When you begin a transaction in the child table by pressing the edit button, this starts a transaction. If buffering is set to optomistic 5 table buffering, you can add as many transaction as you like and until they are committed they will have a negative record number (e.g. -1, -2, -3, etc.) When the user finishes he can select the revert button to cancel all entries and a table revert occurs with rollback. If the user selects the save button, a table update is performed. If the tableupdate returns .T. an end transaction occurs and your done with that entry. If the tableupdate returns .F. then a transaction rollback occurs with an error message indicating a trigger failed error.
I think this is kind of how it works.
Consider the following code:
select the_child_alias
set EXCLUSIVE off
set MULTILOCKS on
=cursorsetprop("Buffering",5)
&& no need to set up a relation to the parent because there is a parent
&& child persitent relation already defined in the DBC. This is for referential
&& integrity checking only. In all other situations you must define the
&& relationship between parent/child.
do while .T.
begin transaction
&& this is where you would get input for the insert below
insert into the_child_alias (main_key,descript,amount) values ;
(1111,"payment",150)
&& Note, if the insert was not wrapped inside a transaction, and the
&& main_key did not reference back to a valid parent record, the insert
&& command would fire a trigger calling RI code in the DBC and the
&& record would not be inserted and an error message "trigger failed"

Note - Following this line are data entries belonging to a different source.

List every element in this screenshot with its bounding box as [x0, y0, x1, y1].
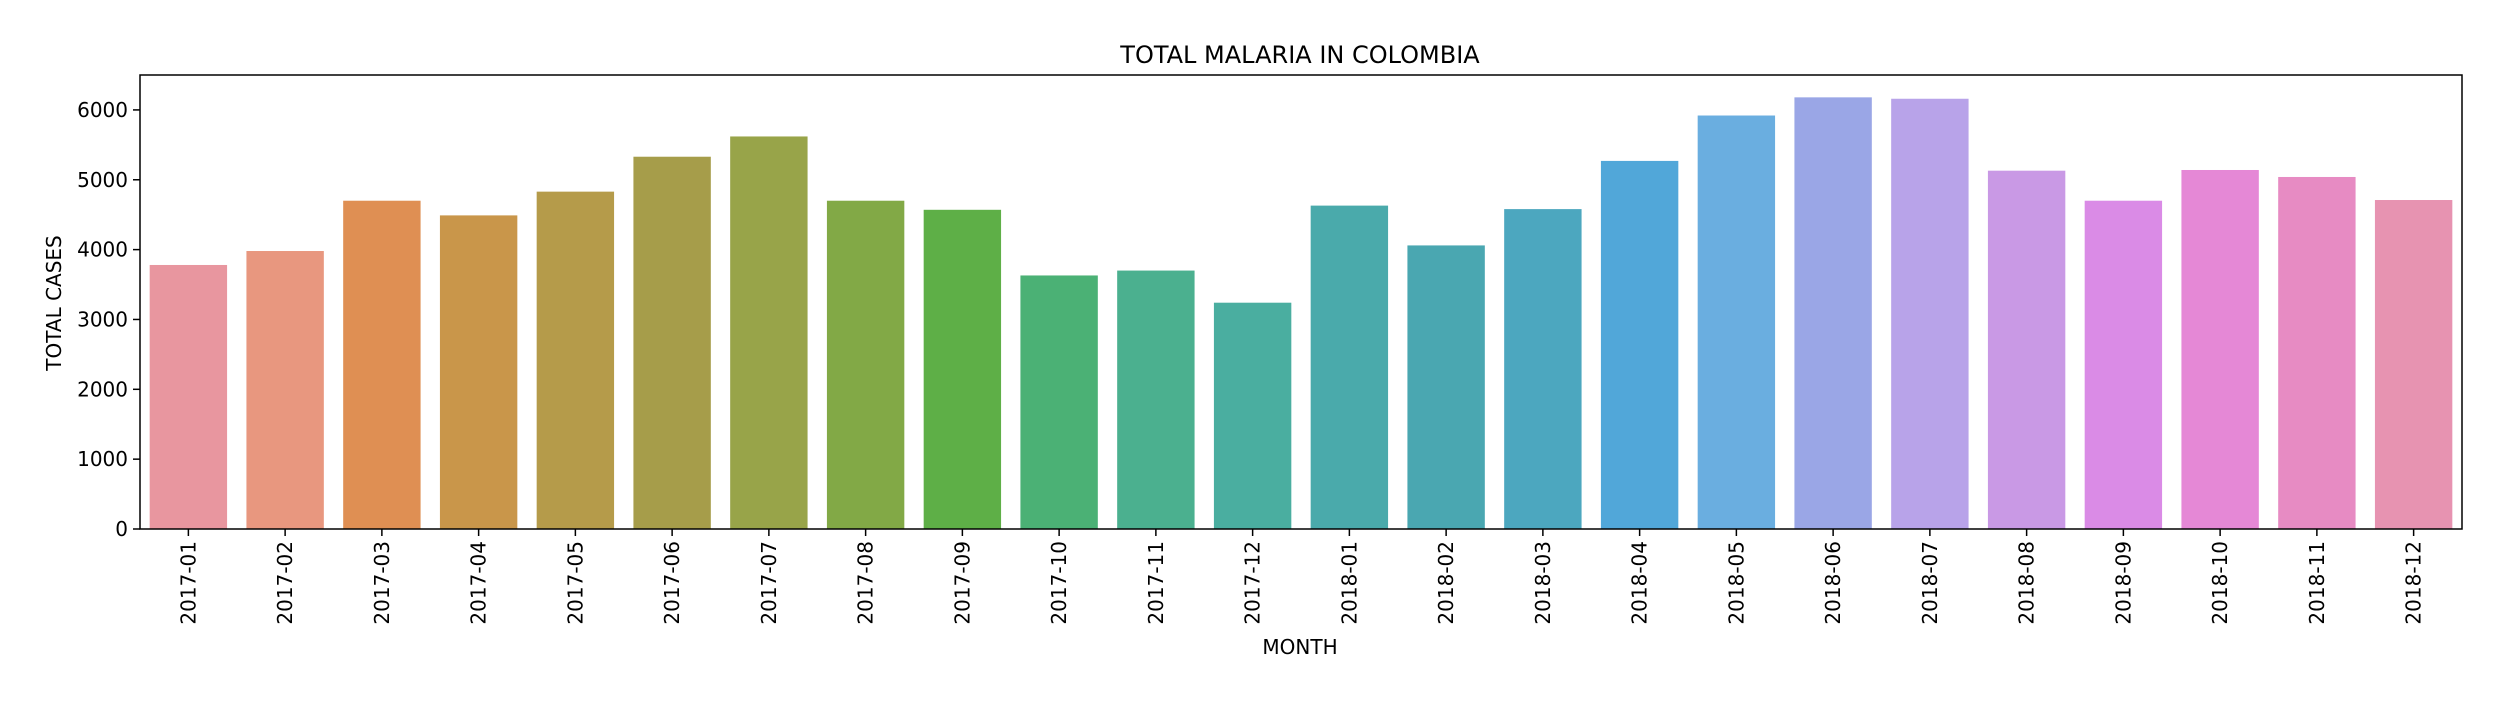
chart-title: TOTAL MALARIA IN COLOMBIA — [1119, 41, 1480, 69]
x-tick-label: 2018-01 — [1337, 541, 1361, 625]
x-tick-label: 2017-05 — [563, 541, 587, 625]
bar-2018-06 — [1794, 97, 1872, 529]
bar-2017-09 — [923, 209, 1002, 530]
bar-2017-07 — [730, 136, 808, 529]
x-tick-label: 2018-04 — [1628, 541, 1652, 625]
x-tick-label: 2017-07 — [757, 541, 781, 625]
bar-2017-11 — [1117, 270, 1195, 529]
x-tick-label: 2018-12 — [2402, 541, 2426, 625]
y-tick-label: 5000 — [77, 168, 128, 192]
y-tick-label: 6000 — [77, 98, 128, 122]
bar-2017-03 — [343, 200, 421, 529]
bar-2018-11 — [2278, 176, 2356, 530]
x-tick-label: 2017-03 — [370, 541, 394, 625]
bar-2018-09 — [2084, 200, 2163, 529]
x-tick-label: 2017-02 — [273, 541, 297, 625]
bar-2018-10 — [2181, 169, 2259, 530]
x-tick-label: 2017-06 — [660, 541, 684, 625]
x-tick-label: 2017-01 — [176, 541, 200, 625]
x-tick-label: 2017-11 — [1144, 541, 1168, 625]
x-axis-ticks: 2017-01 2017-02 2017-03 2017-04 2017-05 2017-… — [176, 529, 2426, 625]
x-tick-label: 2018-09 — [2111, 541, 2135, 625]
bar-2017-08 — [826, 200, 905, 529]
bar-2018-05 — [1697, 115, 1776, 529]
bar-2017-10 — [1020, 275, 1098, 529]
y-tick-label: 0 — [115, 517, 128, 541]
x-axis-label: MONTH — [1262, 635, 1337, 659]
x-tick-label: 2018-08 — [2015, 541, 2039, 625]
x-tick-label: 2018-02 — [1434, 541, 1458, 625]
x-tick-label: 2017-10 — [1047, 541, 1071, 625]
x-tick-label: 2018-10 — [2208, 541, 2232, 625]
x-tick-label: 2018-05 — [1724, 541, 1748, 625]
bar-2017-05 — [536, 191, 615, 529]
bar-2017-06 — [633, 156, 711, 529]
x-tick-label: 2018-07 — [1918, 541, 1942, 625]
y-tick-label: 2000 — [77, 377, 128, 401]
bar-2017-04 — [439, 215, 518, 529]
y-tick-label: 1000 — [77, 447, 128, 471]
bars-group — [149, 97, 2453, 530]
x-tick-label: 2017-09 — [950, 541, 974, 625]
bar-2018-04 — [1600, 160, 1679, 529]
x-tick-label: 2017-12 — [1241, 541, 1265, 625]
bar-2017-01 — [149, 264, 228, 529]
plot-frame — [139, 74, 2463, 530]
bar-2018-01 — [1310, 205, 1389, 530]
bar-2017-12 — [1213, 302, 1292, 529]
x-tick-label: 2017-08 — [854, 541, 878, 625]
bar-2018-12 — [2374, 200, 2453, 529]
y-tick-label: 4000 — [77, 238, 128, 262]
bar-2018-02 — [1407, 245, 1485, 530]
bar-2018-07 — [1891, 98, 1969, 529]
x-tick-label: 2018-11 — [2305, 541, 2329, 625]
bar-2017-02 — [246, 251, 324, 529]
bar-2018-08 — [1987, 170, 2066, 529]
x-tick-label: 2017-04 — [467, 541, 491, 625]
x-tick-label: 2018-06 — [1821, 541, 1845, 625]
y-axis-label: TOTAL CASES — [42, 235, 66, 371]
x-tick-label: 2018-03 — [1531, 541, 1555, 625]
bar-2018-03 — [1504, 209, 1582, 529]
y-axis-ticks: 0 1000 2000 3000 4000 5000 6000 — [77, 98, 140, 541]
y-tick-label: 3000 — [77, 307, 128, 331]
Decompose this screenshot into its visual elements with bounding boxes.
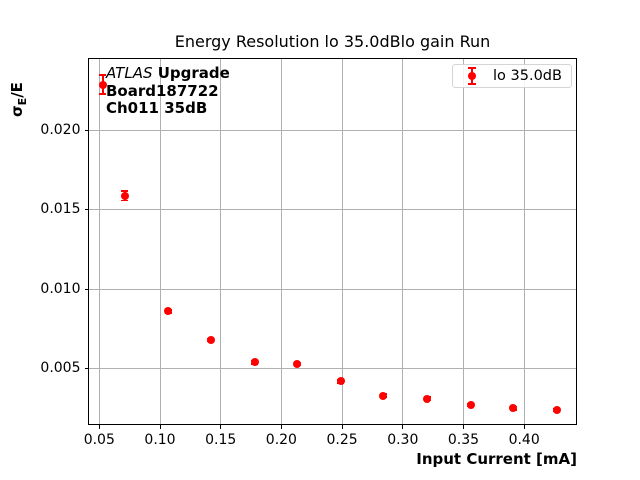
y-tick-label: 0.005: [40, 360, 81, 377]
x-gridline: [280, 58, 282, 425]
y-tick-label: 0.010: [40, 280, 81, 297]
annotation-line-3: Ch011 35dB: [106, 99, 208, 117]
x-tickmark: [159, 424, 161, 429]
x-gridline: [98, 58, 100, 425]
x-gridline: [462, 58, 464, 425]
x-tickmark: [98, 424, 100, 429]
x-tickmark: [462, 424, 464, 429]
chart-title: Energy Resolution lo 35.0dBlo gain Run: [174, 32, 491, 51]
y-tickmark: [84, 130, 89, 132]
legend-marker-cap-bottom: [468, 83, 476, 85]
data-point: [98, 80, 107, 89]
data-point: [379, 391, 388, 400]
y-tick-label: 0.015: [40, 201, 81, 218]
error-bar-cap-bottom: [99, 93, 107, 95]
y-tickmark: [84, 288, 89, 290]
annotation-upgrade: Upgrade: [157, 64, 230, 82]
x-gridline: [220, 58, 222, 425]
error-bar-cap-bottom: [121, 199, 129, 202]
data-point: [423, 394, 432, 403]
x-tickmark: [402, 424, 404, 429]
y-axis-label: σE/E: [8, 47, 29, 117]
y-axis-label-sigma: σ: [8, 105, 26, 117]
y-tickmark: [84, 368, 89, 370]
x-gridline: [523, 58, 525, 425]
data-point: [466, 401, 475, 410]
data-point: [293, 359, 302, 368]
y-gridline: [88, 209, 577, 211]
data-point: [206, 336, 215, 345]
x-tick-label: 0.15: [205, 431, 237, 448]
error-bar-cap-top: [121, 190, 129, 192]
x-gridline: [159, 58, 161, 425]
x-gridline: [341, 58, 343, 425]
plot-border: [88, 58, 577, 425]
y-gridline: [88, 130, 577, 132]
annotation-atlas: ATLAS: [106, 64, 153, 82]
x-tick-label: 0.20: [265, 431, 297, 448]
x-tick-label: 0.40: [508, 431, 540, 448]
data-point: [552, 405, 561, 414]
x-tick-label: 0.05: [83, 431, 115, 448]
y-axis-label-subscript: E: [16, 97, 29, 106]
error-bar-cap-top: [99, 74, 107, 76]
x-gridline: [402, 58, 404, 425]
x-tick-label: 0.10: [144, 431, 176, 448]
y-tick-label: 0.020: [40, 122, 81, 139]
legend-marker-cap-top: [468, 67, 476, 69]
x-tick-label: 0.25: [326, 431, 358, 448]
y-gridline: [88, 288, 577, 290]
x-tickmark: [523, 424, 525, 429]
data-point: [509, 404, 518, 413]
data-point: [336, 377, 345, 386]
legend-label: lo 35.0dB: [493, 68, 562, 84]
data-point: [120, 191, 129, 200]
annotation-line-1: ATLAS Upgrade: [106, 64, 230, 83]
annotation-block: ATLAS Upgrade Board187722 Ch011 35dB: [106, 64, 230, 118]
legend-marker-dot: [468, 72, 476, 80]
data-point: [250, 358, 259, 367]
x-tickmark: [220, 424, 222, 429]
data-point: [164, 307, 173, 316]
x-tick-label: 0.35: [447, 431, 480, 448]
y-axis-label-rest: /E: [8, 82, 26, 98]
y-gridline: [88, 368, 577, 370]
x-axis-label: Input Current [mA]: [416, 450, 577, 468]
x-tick-label: 0.30: [387, 431, 419, 448]
legend-errorbar-marker-icon: [465, 67, 479, 85]
annotation-line-2: Board187722: [106, 81, 219, 100]
legend-box: lo 35.0dB: [452, 64, 572, 88]
x-tickmark: [280, 424, 282, 429]
x-tickmark: [341, 424, 343, 429]
y-tickmark: [84, 209, 89, 211]
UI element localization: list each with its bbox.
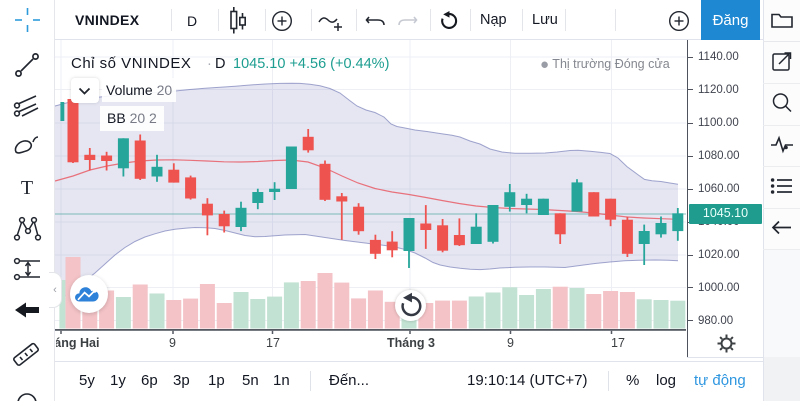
svg-text:T: T [21, 177, 33, 199]
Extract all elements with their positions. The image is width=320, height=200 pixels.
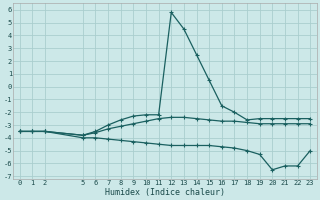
X-axis label: Humidex (Indice chaleur): Humidex (Indice chaleur): [105, 188, 225, 197]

&& would occur at this point.
lee=tableupdate() && trigger fires
if lee=.T.
wait window "success"
end transaction
exit
else
wait window "Please go back an enter a correct main_key"
rollback
endif
enddo
Transaction processing is great where you must create many transaction like a payroll run. A table update could be issued after each record is insert. If all record insert correctly, then an end transaction can be issued. If any transaction fails, a rollback can be done. This avoid messy situations where you don't know which transactions commited and which transactions failed.